Tuesday 8th March 2022

The CA has held, in Kocur v Angard Staffing Solutions Ltd & anor, that the Agency Worker Regulations 2010 give agency workers the right to be notified of any vacancies by the hirer, but not the right to be able to apply and be considered for them during any period of priority given to permanent employees.

Agency workers brought successful claims in the ET related to breaches of the AWR 2010 by both Angard as their employer and Royal Mail as the hirer. Among other things, the ET held that there had been a breach of Regulation 13, which provides that:

an agency worker has during an assignment the right to be informed by the hirer of any relevant vacant posts with the hirer, to give that agency worker the same opportunity as a comparable worker to find permanent employment with the hirer”.

While permanent roles were posted on the Royal Mail noticeboard, only those already in permanent positions could apply until such time as the vacancies were advertised externally. The agency workers would then be in competition with all other external applicants. In the ET, the agency workers successfully argued that the right to be notified of a vacancy is meaningless without the right to apply and be considered for it.

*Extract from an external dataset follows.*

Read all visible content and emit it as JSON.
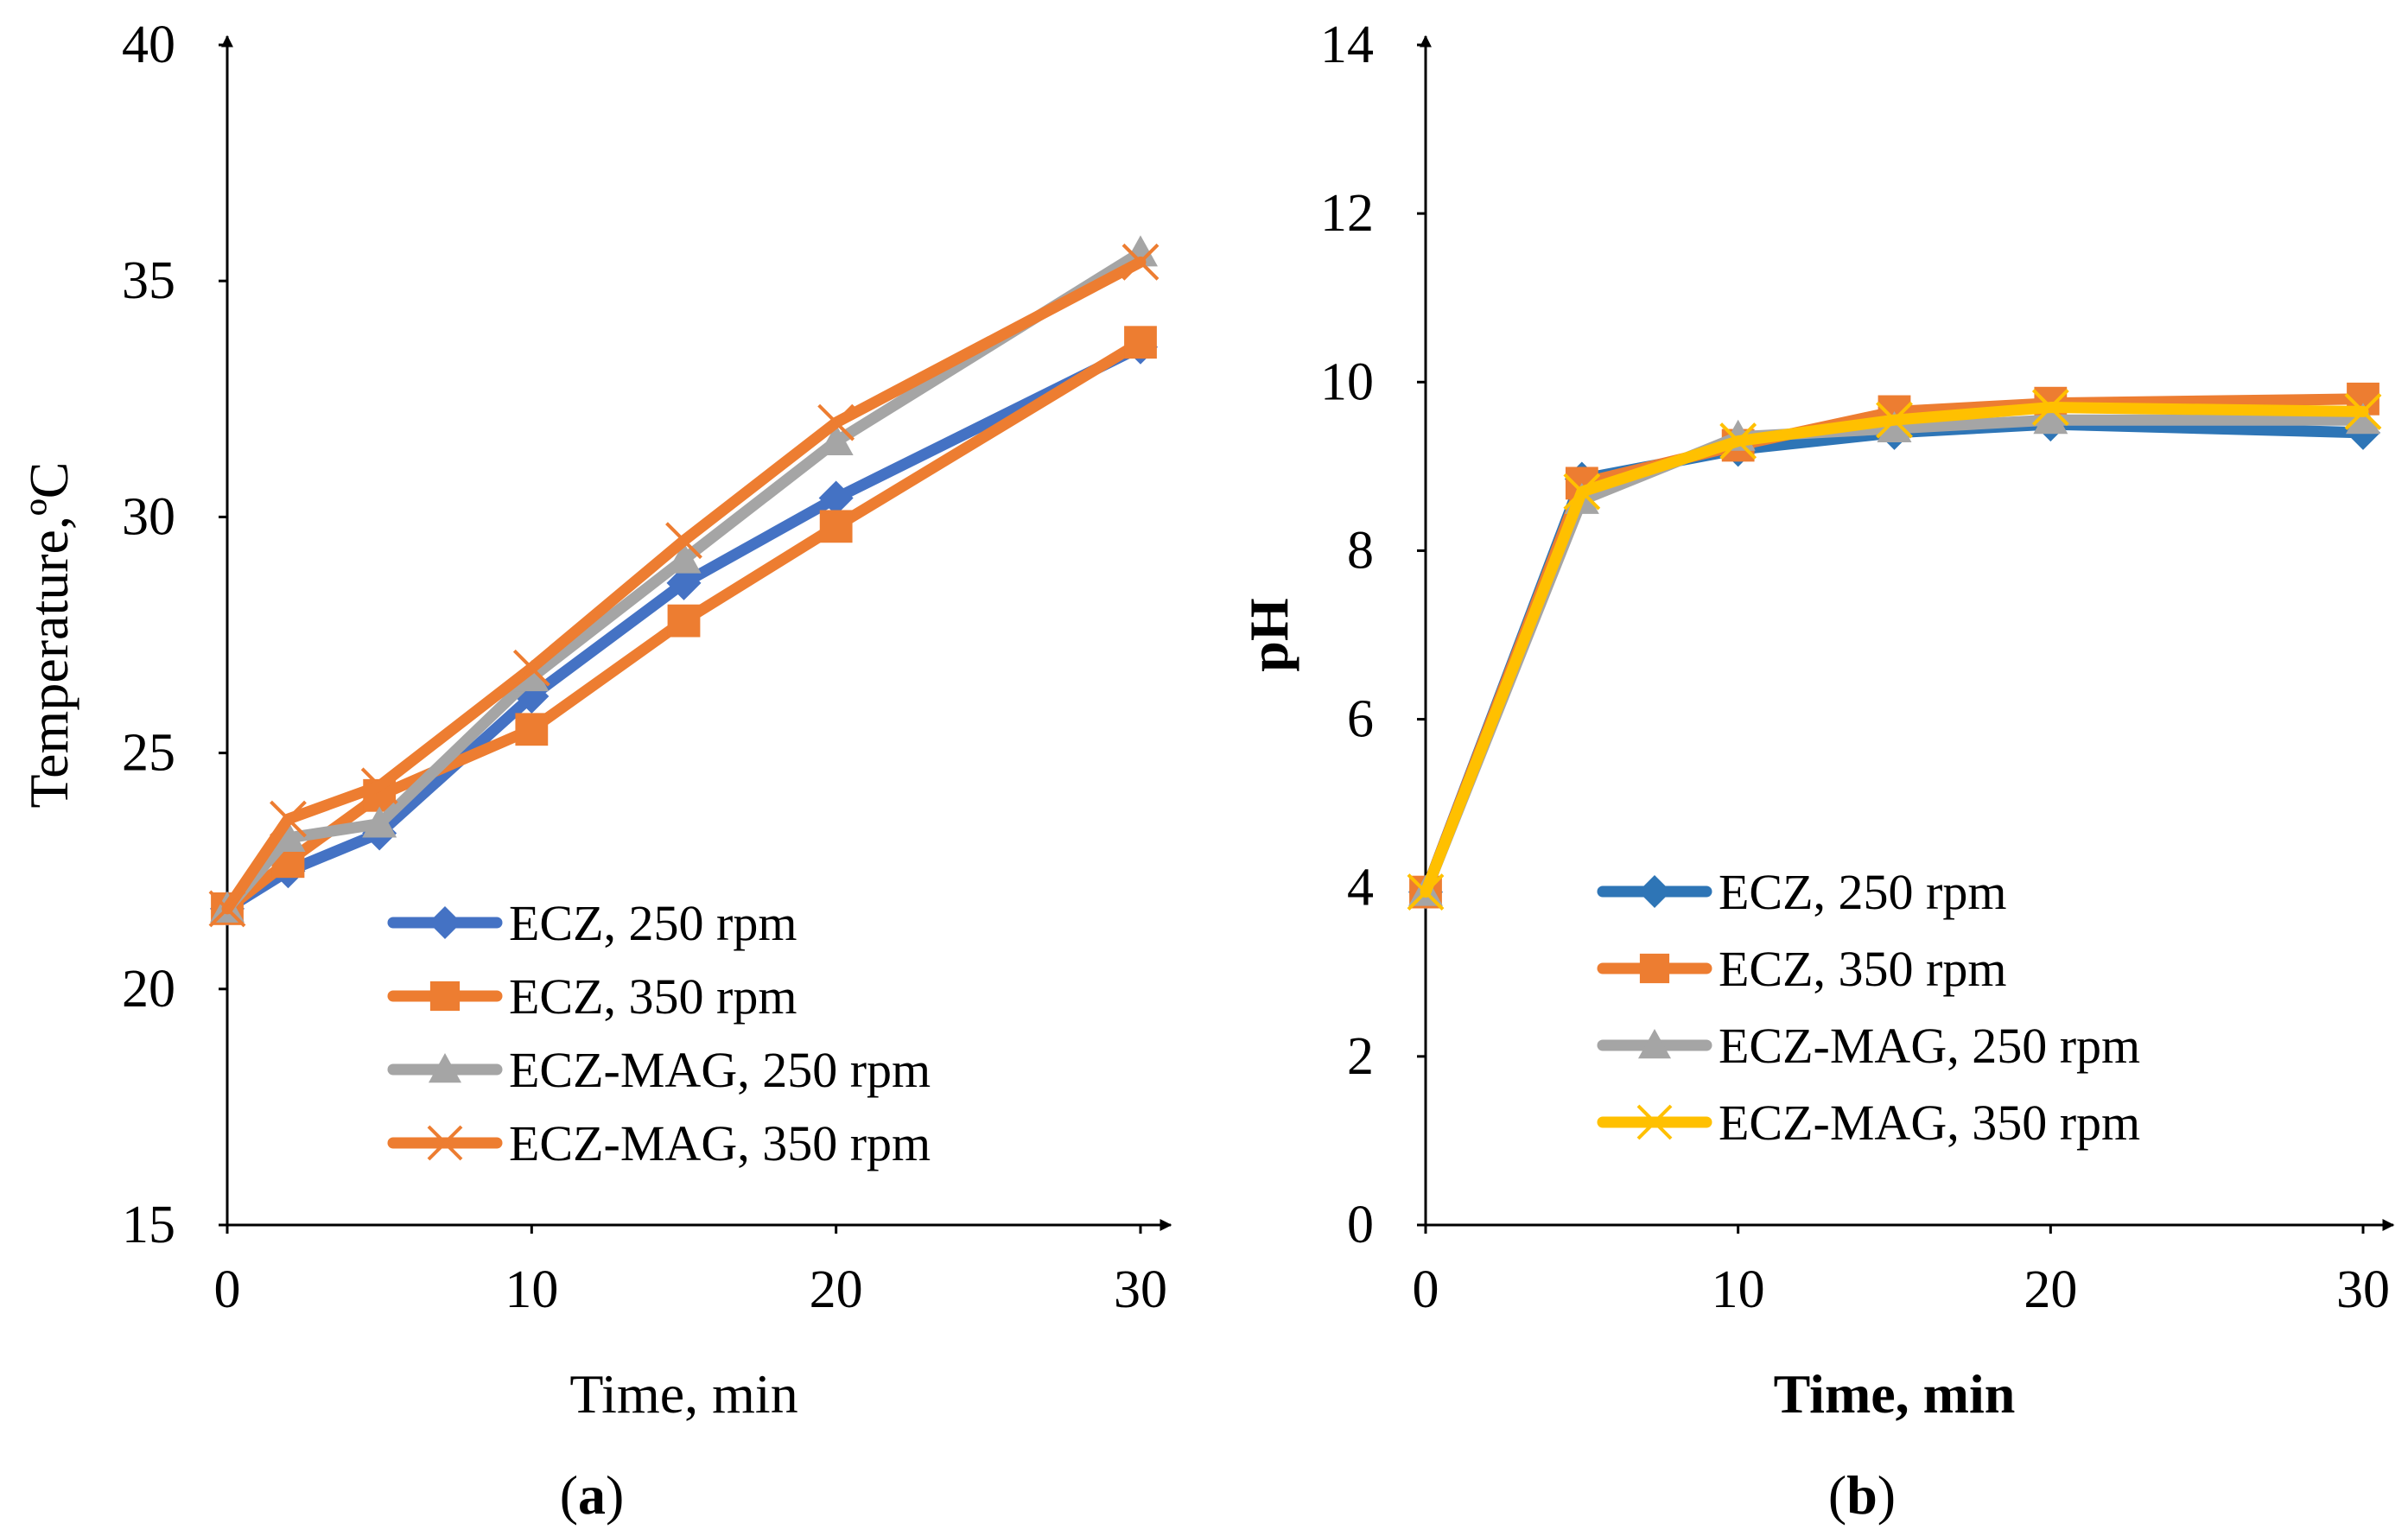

Angard appealed, arguing the AWR requirement was simply to be informed of the relevant vacancies. The EAT allowed the appeal.

The CA agreed with the EAT, finding that the AWR imposed only a right of notification. The CA decided the Temporary Agency Workers Directive aimed to strike a balance between a variety of different competing objectives without creating any hierarchy of interests and therefore rejected the argument that Regulation 13 gives agency workers high priority relative to either permanent staff or the hirer.

The CA also noted that the EAT was correct when it highlighted several adverse consequences that would follow if Regulation 13 imposed obligations beyond just notification, such as potentially preventing an employer from giving preference to in-house candidates or employees selected for redundancy. If such consequences were intended, the legislation would have been explicitly about it.

All information in this update is intended for general guidance only and is not intended to be comprehensive, or to provide legal advice.